According to Dr. Ruth Lavergne, an assistant professor in health services at Simon Fraser University, “there’s widespread recognition that fee for service may not be well aligned with the goals of primary care or chronic disease management.”
Lavergne agrees that fee-for-service schemes tend not to cover time-consuming but important aspects of chronic care like connecting patients to community resources. And it can be difficult to incentivize doctors to manage a population of patients proactively if they’re paid only for services provided to the individual in front of them.
While some provinces have introduced additional incentives for chronic care under fee-for-service plans, these haven’t improved outcomes. Lavergne says that in British Columbia, for example, “the incentives didn’t do anything to address the question of team-based care or other structural support needed.”
Meanwhile, there is some evidence that alternative payment plans improve chronic disease management. Kiran led a study in Ontario that found doctors who were paid a set amount per personal enrolled in their practice were more likely to refer patients for recommended diabetes testing than those paid fee-for-service.
Internationally, many top performing health systems pay doctors a salary with some financial incentives for volume and quality of care, Kiran adds. And studies of accountable health care organizations in the United States, which incentivize doctors to work together to improve outcomes and save money, have shown modest improvements in indicators for cancer screening, pediatric care quality and chronic disease management. Those structured as a “medical home,” where a doctor coordinates a team of health providers, demonstrated further quality improvements.

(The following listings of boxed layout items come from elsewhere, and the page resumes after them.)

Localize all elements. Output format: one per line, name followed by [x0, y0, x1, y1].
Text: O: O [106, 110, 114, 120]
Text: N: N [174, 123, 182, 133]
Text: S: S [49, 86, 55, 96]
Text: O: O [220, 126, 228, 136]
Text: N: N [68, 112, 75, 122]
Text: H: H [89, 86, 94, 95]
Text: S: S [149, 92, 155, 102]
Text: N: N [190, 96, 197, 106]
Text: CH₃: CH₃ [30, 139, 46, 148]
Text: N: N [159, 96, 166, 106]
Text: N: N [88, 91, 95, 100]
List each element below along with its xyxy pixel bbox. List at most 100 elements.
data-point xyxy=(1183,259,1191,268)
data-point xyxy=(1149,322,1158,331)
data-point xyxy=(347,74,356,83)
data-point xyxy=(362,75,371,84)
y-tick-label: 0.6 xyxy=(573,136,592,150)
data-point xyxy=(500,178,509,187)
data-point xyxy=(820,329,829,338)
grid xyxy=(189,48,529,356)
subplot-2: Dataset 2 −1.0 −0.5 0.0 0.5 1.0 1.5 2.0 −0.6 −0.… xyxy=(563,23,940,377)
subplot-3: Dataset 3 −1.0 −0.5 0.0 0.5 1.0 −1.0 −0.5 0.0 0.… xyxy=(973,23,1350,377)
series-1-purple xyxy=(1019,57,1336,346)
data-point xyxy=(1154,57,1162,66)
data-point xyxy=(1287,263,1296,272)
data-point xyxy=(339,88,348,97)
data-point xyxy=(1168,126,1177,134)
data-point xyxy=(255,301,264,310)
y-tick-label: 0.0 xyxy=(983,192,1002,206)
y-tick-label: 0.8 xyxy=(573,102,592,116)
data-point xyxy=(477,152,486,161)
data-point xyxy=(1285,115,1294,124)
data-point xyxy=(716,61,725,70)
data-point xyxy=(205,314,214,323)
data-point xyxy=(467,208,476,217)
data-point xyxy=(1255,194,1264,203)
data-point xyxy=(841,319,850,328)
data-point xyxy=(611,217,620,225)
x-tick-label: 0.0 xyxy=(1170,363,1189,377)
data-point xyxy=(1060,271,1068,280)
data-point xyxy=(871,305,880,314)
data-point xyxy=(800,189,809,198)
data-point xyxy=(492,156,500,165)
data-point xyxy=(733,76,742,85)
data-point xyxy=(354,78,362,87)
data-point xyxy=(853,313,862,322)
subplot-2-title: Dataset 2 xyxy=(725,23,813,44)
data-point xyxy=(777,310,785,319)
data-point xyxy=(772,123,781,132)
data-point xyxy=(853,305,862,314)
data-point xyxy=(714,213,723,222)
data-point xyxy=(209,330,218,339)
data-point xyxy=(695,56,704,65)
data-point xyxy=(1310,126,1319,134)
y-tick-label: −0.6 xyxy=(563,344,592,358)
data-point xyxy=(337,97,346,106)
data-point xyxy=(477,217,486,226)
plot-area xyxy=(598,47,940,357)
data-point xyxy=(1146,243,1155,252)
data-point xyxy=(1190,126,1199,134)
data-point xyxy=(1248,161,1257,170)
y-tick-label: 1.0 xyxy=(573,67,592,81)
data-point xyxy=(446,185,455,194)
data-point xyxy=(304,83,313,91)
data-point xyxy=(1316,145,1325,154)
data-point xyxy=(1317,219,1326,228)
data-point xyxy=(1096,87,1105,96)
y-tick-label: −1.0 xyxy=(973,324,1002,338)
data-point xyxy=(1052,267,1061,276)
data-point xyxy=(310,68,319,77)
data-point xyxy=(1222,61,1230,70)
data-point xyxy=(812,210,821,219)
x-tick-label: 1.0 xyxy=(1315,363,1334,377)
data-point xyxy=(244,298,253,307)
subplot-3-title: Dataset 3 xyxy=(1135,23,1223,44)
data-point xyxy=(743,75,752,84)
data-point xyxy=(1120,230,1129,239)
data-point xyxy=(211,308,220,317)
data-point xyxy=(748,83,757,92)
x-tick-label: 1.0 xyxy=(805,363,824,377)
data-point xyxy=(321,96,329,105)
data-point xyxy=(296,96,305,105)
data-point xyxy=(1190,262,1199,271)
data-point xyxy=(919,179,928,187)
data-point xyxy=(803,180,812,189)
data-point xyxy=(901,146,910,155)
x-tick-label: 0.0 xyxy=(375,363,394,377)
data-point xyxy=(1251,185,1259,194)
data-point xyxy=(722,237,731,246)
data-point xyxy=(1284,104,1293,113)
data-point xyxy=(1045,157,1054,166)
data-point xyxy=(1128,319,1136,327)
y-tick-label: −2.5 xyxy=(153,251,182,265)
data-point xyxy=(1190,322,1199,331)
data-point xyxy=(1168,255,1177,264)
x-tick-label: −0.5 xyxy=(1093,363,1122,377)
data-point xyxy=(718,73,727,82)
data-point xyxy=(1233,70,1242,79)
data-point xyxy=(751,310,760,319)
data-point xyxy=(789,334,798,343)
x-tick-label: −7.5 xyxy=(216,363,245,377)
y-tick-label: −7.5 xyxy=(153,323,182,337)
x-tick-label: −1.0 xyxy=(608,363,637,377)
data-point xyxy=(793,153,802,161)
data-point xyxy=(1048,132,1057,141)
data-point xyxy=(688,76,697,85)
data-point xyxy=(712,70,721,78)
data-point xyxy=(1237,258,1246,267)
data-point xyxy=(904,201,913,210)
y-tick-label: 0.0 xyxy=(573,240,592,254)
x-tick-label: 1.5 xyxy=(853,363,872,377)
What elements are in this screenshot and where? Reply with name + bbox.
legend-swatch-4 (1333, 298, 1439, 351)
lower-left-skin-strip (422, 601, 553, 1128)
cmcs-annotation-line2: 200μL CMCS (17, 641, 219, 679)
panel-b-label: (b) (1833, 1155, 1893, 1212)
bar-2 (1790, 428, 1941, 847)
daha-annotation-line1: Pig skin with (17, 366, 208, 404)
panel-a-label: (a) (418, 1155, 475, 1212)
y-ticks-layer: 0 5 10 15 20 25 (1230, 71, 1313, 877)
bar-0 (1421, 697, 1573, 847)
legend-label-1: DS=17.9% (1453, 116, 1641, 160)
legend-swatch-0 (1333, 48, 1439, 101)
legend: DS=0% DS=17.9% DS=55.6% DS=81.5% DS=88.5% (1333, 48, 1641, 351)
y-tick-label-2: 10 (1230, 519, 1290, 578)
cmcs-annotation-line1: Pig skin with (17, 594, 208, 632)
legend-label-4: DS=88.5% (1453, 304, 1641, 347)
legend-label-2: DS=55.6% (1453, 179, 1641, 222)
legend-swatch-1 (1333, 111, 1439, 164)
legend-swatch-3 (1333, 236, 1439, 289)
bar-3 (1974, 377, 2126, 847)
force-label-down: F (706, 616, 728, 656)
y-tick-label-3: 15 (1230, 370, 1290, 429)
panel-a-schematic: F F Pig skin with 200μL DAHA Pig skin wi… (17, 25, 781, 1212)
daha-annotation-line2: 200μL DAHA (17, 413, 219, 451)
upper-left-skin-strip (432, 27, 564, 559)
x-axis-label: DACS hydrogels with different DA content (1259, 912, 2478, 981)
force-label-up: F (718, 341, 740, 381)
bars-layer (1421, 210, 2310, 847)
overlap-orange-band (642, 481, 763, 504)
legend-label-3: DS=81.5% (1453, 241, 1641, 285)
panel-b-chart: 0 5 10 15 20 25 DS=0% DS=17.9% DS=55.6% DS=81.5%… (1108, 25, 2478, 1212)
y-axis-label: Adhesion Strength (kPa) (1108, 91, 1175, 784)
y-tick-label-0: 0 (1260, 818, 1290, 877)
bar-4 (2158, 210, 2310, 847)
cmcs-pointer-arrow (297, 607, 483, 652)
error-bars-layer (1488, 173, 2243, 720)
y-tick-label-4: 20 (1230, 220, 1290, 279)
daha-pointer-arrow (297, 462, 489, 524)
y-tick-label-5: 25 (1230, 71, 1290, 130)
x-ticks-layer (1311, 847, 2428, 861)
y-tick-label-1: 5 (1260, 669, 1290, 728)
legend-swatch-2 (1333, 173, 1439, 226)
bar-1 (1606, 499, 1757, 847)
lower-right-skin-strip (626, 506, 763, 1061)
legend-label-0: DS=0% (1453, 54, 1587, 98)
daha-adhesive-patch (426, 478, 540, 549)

However, switching payment models too quickly, or without supports for collaborative care, can backfire. Health care researcher Dr. Emily Gard Marshall warns that Alberta will “risk losing physicians” if it follows the expert panel’s advice to legislate alternative payments. She recommends a softer rollout, along the lines of Nova Scotia’s approach; that province created a range of alternative payment and health care delivery models and worked with physicians to ensure each fit local need. These included “turnkey” options, where the province provides a building and staff and pays physicians on salary, and more “informal” teams, where two or three fee-for-service doctors collaborate with a government-paid nurse practitioner.
According to Lavergne, British Columbia missed the mark earlier this year when it launched a new salary-based payment plan for physicians without investing in clinical information systems to connect practices to community resources. “Switching physicians overnight to capitation on its own wouldn’t necessarily yield any changes,” she says.